I load a play list frequently - it's a collection of tracks from the 90's, a decade in which were some of my formative years were spent.
Without much effort I can relive those times in Long Beach, California. I can see the chinzty, tacky t shirts emblazoned with a tough looking tweety bird, or bugs bunny. Or a ferocious tasmanian devil. People wore beepers like little badges of wealth. I can hear the rap music as I ride home with Dad in his red astro van, the music from the 'black' neighborhoods where as children we played without care. You could approach a group of kids then as kids can now: Can I play? do you have pogs?
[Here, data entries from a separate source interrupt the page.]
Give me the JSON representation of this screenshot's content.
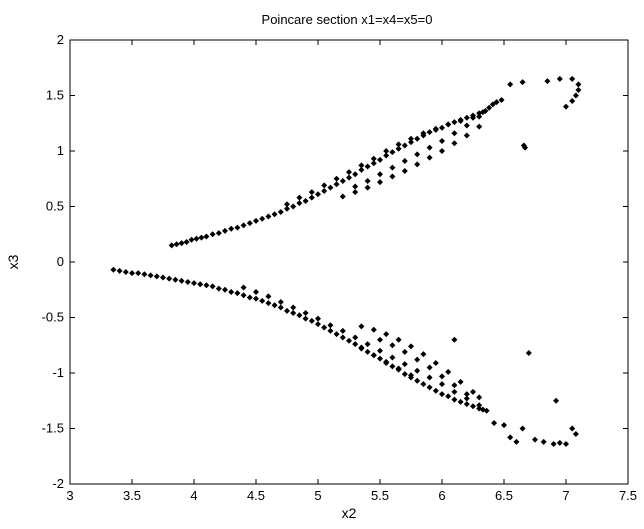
{
  "chart_data": {
    "type": "scatter",
    "title": "Poincare section x1=x4=x5=0",
    "xlabel": "x2",
    "ylabel": "x3",
    "xlim": [
      3,
      7.5
    ],
    "ylim": [
      -2,
      2
    ],
    "xticks": [
      "3",
      "3.5",
      "4",
      "4.5",
      "5",
      "5.5",
      "6",
      "6.5",
      "7",
      "7.5"
    ],
    "yticks": [
      "2",
      "1.5",
      "1",
      "0.5",
      "0",
      "-0.5",
      "-1",
      "-1.5",
      "-2"
    ],
    "grid": false,
    "legend": "none",
    "marker": "diamond",
    "color": "#000000",
    "series": [
      {
        "x": [
          3.82,
          3.86,
          3.9,
          3.94,
          3.98,
          4.02,
          4.06,
          4.1,
          4.15,
          4.2,
          4.25,
          4.3,
          4.35,
          4.4,
          4.45,
          4.5,
          4.55,
          4.6,
          4.65,
          4.7,
          4.75,
          4.8,
          4.85,
          4.9,
          4.95,
          5.0,
          5.05,
          5.1,
          5.15,
          5.2,
          5.25,
          5.3,
          5.35,
          5.4,
          5.45,
          5.5,
          5.55,
          5.6,
          5.65,
          5.7,
          5.75,
          5.8,
          5.85,
          5.9,
          5.95,
          6.0,
          6.05,
          6.1,
          6.15,
          6.2,
          6.25,
          6.3,
          6.33
        ],
        "y": [
          0.15,
          0.16,
          0.17,
          0.18,
          0.2,
          0.21,
          0.22,
          0.23,
          0.25,
          0.26,
          0.28,
          0.3,
          0.31,
          0.33,
          0.35,
          0.37,
          0.39,
          0.41,
          0.43,
          0.45,
          0.48,
          0.5,
          0.53,
          0.55,
          0.58,
          0.61,
          0.64,
          0.67,
          0.7,
          0.73,
          0.76,
          0.79,
          0.83,
          0.86,
          0.89,
          0.92,
          0.96,
          0.99,
          1.02,
          1.05,
          1.08,
          1.11,
          1.14,
          1.17,
          1.19,
          1.21,
          1.24,
          1.26,
          1.28,
          1.3,
          1.32,
          1.34,
          1.35
        ]
      },
      {
        "x": [
          4.75,
          4.85,
          4.95,
          5.05,
          5.15,
          5.25,
          5.35,
          5.45,
          5.55,
          5.65,
          5.75,
          5.85,
          5.95,
          6.05,
          6.15,
          6.25,
          6.3
        ],
        "y": [
          0.52,
          0.58,
          0.63,
          0.69,
          0.75,
          0.81,
          0.87,
          0.93,
          1.0,
          1.06,
          1.11,
          1.16,
          1.2,
          1.24,
          1.27,
          1.3,
          1.31
        ]
      },
      {
        "x": [
          5.2,
          5.3,
          5.4,
          5.5,
          5.6,
          5.7,
          5.8,
          5.9,
          6.0,
          6.1,
          6.2,
          6.3
        ],
        "y": [
          0.59,
          0.63,
          0.67,
          0.72,
          0.77,
          0.82,
          0.88,
          0.94,
          1.0,
          1.07,
          1.14,
          1.22
        ]
      },
      {
        "x": [
          5.3,
          5.4,
          5.5,
          5.6,
          5.7,
          5.8,
          5.9,
          6.0,
          6.1,
          6.2
        ],
        "y": [
          0.68,
          0.73,
          0.79,
          0.85,
          0.91,
          0.97,
          1.03,
          1.09,
          1.16,
          1.23
        ]
      },
      {
        "x": [
          6.35,
          6.38,
          6.41,
          6.44,
          6.48
        ],
        "y": [
          1.36,
          1.39,
          1.42,
          1.44,
          1.46
        ]
      },
      {
        "x": [
          6.55,
          6.65,
          6.85,
          6.95,
          7.05,
          7.1,
          7.1,
          7.08,
          7.05,
          7.0,
          6.66,
          6.67
        ],
        "y": [
          1.6,
          1.62,
          1.63,
          1.65,
          1.65,
          1.6,
          1.55,
          1.5,
          1.45,
          1.4,
          1.05,
          1.03
        ]
      },
      {
        "x": [
          3.35,
          3.4,
          3.45,
          3.5,
          3.55,
          3.6,
          3.65,
          3.7,
          3.75,
          3.8,
          3.85,
          3.9,
          3.95,
          4.0,
          4.05,
          4.1,
          4.15,
          4.2,
          4.25,
          4.3,
          4.35,
          4.4,
          4.45,
          4.5,
          4.55,
          4.6,
          4.65,
          4.7,
          4.75,
          4.8,
          4.85,
          4.9,
          4.95,
          5.0,
          5.05,
          5.1,
          5.15,
          5.2,
          5.25,
          5.3,
          5.35,
          5.4,
          5.45,
          5.5,
          5.55,
          5.6,
          5.65,
          5.7,
          5.75,
          5.8,
          5.85,
          5.9,
          5.95,
          6.0,
          6.05,
          6.1,
          6.15,
          6.2,
          6.25,
          6.3,
          6.33,
          6.36
        ],
        "y": [
          -0.07,
          -0.08,
          -0.09,
          -0.1,
          -0.1,
          -0.11,
          -0.12,
          -0.13,
          -0.14,
          -0.15,
          -0.16,
          -0.17,
          -0.18,
          -0.19,
          -0.2,
          -0.21,
          -0.22,
          -0.24,
          -0.25,
          -0.27,
          -0.28,
          -0.3,
          -0.32,
          -0.33,
          -0.35,
          -0.37,
          -0.39,
          -0.41,
          -0.44,
          -0.46,
          -0.48,
          -0.51,
          -0.53,
          -0.56,
          -0.59,
          -0.62,
          -0.65,
          -0.68,
          -0.71,
          -0.74,
          -0.77,
          -0.81,
          -0.84,
          -0.87,
          -0.91,
          -0.94,
          -0.97,
          -1.01,
          -1.04,
          -1.07,
          -1.1,
          -1.13,
          -1.16,
          -1.19,
          -1.21,
          -1.24,
          -1.26,
          -1.28,
          -1.3,
          -1.32,
          -1.33,
          -1.34
        ]
      },
      {
        "x": [
          4.4,
          4.5,
          4.6,
          4.7,
          4.8,
          4.9,
          5.0,
          5.1,
          5.2,
          5.3,
          5.4,
          5.5,
          5.6,
          5.7,
          5.8,
          5.9,
          6.0,
          6.1,
          6.2,
          6.3
        ],
        "y": [
          -0.23,
          -0.27,
          -0.31,
          -0.36,
          -0.41,
          -0.46,
          -0.51,
          -0.57,
          -0.62,
          -0.68,
          -0.74,
          -0.8,
          -0.86,
          -0.92,
          -0.98,
          -1.04,
          -1.1,
          -1.17,
          -1.23,
          -1.29
        ]
      },
      {
        "x": [
          5.35,
          5.45,
          5.55,
          5.65,
          5.75,
          5.85,
          5.95,
          6.05,
          6.15,
          6.25,
          6.3
        ],
        "y": [
          -0.58,
          -0.61,
          -0.65,
          -0.7,
          -0.76,
          -0.83,
          -0.91,
          -0.99,
          -1.08,
          -1.17,
          -1.22
        ]
      },
      {
        "x": [
          5.5,
          5.6,
          5.7,
          5.8,
          5.9,
          6.0,
          6.1,
          6.2
        ],
        "y": [
          -0.7,
          -0.75,
          -0.81,
          -0.88,
          -0.95,
          -1.03,
          -1.11,
          -1.19
        ]
      },
      {
        "x": [
          5.35,
          5.45,
          5.55,
          5.65,
          5.75
        ],
        "y": [
          -0.78,
          -0.84,
          -0.9,
          -0.96,
          -1.02
        ]
      },
      {
        "x": [
          6.1,
          6.42,
          6.5,
          6.55,
          6.6,
          6.65,
          6.75,
          6.82,
          6.9,
          6.95,
          7.0,
          7.05,
          7.08,
          6.92,
          6.7
        ],
        "y": [
          -0.7,
          -1.45,
          -1.47,
          -1.58,
          -1.62,
          -1.5,
          -1.6,
          -1.62,
          -1.64,
          -1.63,
          -1.64,
          -1.5,
          -1.55,
          -1.25,
          -0.82
        ]
      }
    ]
  }
}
Nice skates, can I try?
I can remember some summers from that time: Hot and full of freedom as we ran barefoot down the street to play in someones yard, running back home to check in and leave again for drinks from the hose and bike rides to the corner store. This was before we got a computer, gameboys were just coming out - my mom had one and spent a lot of time on it playing super mario brothers.
I was in high school/middle school in the 90's too. You don't realise it then, but music is so important then. Despite the despotic rule my mother had over our lives growing up, music wasn't something she could easily take away from me. Countless hours were spent listening to KROQ and Star and the sounds of anger and rebellion. I'd record little mix tapes, waiting for the perfect song to come on. I'd sneak MTV, watching the videos of the day - You couldn't forget the Red Hot Chili Peppers and their vigor, or Jewel and her feelings. I drowned myself in the Doors - an influence of my father. Still to this day, they dominate my oldies playlists. I cherish memories of driving through Long Beach with him, on errands, blasting Light My Fire eagerly and playing an air-organ on my knees. CD players were a weird, cumbersome bit of technology to be coveted and cherished, and I spent a lot of time collecting Mom-Approved CD's (and maybe a few under the eye of my father, who indulged me in a more adventurous style).
It's not just 90's music I cling to. There's an album by the Rolling Stones that came out then; with a lurid video for one of the songs I can still see in my head quite vividly. Bridges to Babylon is still an album I listen to, and like the Doors, I enjoy them because if my dad. That weird blue lion with a beard rearing up on the cover art still dancing in my head.
I wonder sometimes if he knows I look back on music and think of him fondly. He's why I like Emerson Lake and Palmer and Bowie. Those summers in Long Beach at his house were punctuated with oldies being blasted while we hung out in the back yard in the 2000's.
But high school - the days where the Smashing Pumpkins and the Gin Blossoms were played loudly, Sarah McLachlan was still relevant, and who can forget the voice of Alanis Morrisette? She led countless young women to victory in their dreams, belting out her anthem, You Oughta Know heartily. Korn was a terrifying, dreadlocked force - forbidden at home, but secretly watched on that most terrible of channels: MTV.
You were only allowed bubble gum oldies under Mom's rule, or that horrible, over played country music she was so fond of. I can't hear that twang without giving a full body shudder to this day. Rap music was maligned, seemingly consigned to 'bad neighborhoods' and therefor to be savored by the younger set - to us, Snoop clearly knew what was up.
I drowned myself in music after she passed in 1999. Korn was my angst filled outlet that I still think kept me out of trouble. I look back now on the Issues album and can finally listen to it safely, without spiraling in to some dark funk that lasts weeks. Dad was there, quietly indulging this sudden display of teenage emotions and coping. He seemed to understand that so much was stifled before she was gone, that finally, his children were able to be themselves, and we did that. We blossomed without the constant tirades, iron fisted tyranny that came with her ways. I cannot fault her totally - she was not healthy and lacked the care she could have gotten today. Davis' screams and dreadlocks seemed so real then, as though he understood the world ending pain and confusion I was enduring. Music was the language, and we ran wild with it for years.
Imagine losing a parent at the age of 17. That's when you need your mom, but music helped. All those angry words and screams, the distorted guitars and beating drums offering an outlet for the anger and hurt you feel. That was a weird time. I am grateful I didn't fall in to some darker path, and I think music and a terror of new things stopped me.
I still listen to a lot of this music. Sometimes I cry for the memories they bring up. Otherwise I sing along, dancing with my children. You're welcome to join. Today, our listening is filled with today's artists; Lady Gaga and Katy Perry feature heavily in our listening - the desire of my now six year old. Someday I'll show her the magic of Alanis, or Sheryl Crow. She likes David Bowie, and prefers ELP's Lucky Man moog solo to that of Still You Turn Me On. Already at six she has tastes all her own. I encourage them by leaving all sorts of music on, and adding select songs to *her* playlists on youtube. She has a special love for Fitz and the Tantrums, and for Ghost.
It's important to me, as I live my life with music that she experience it at her own pace. So we'll listen to Katy Perry or the 90's list again. I'll quietly hope she has a love for music as I do.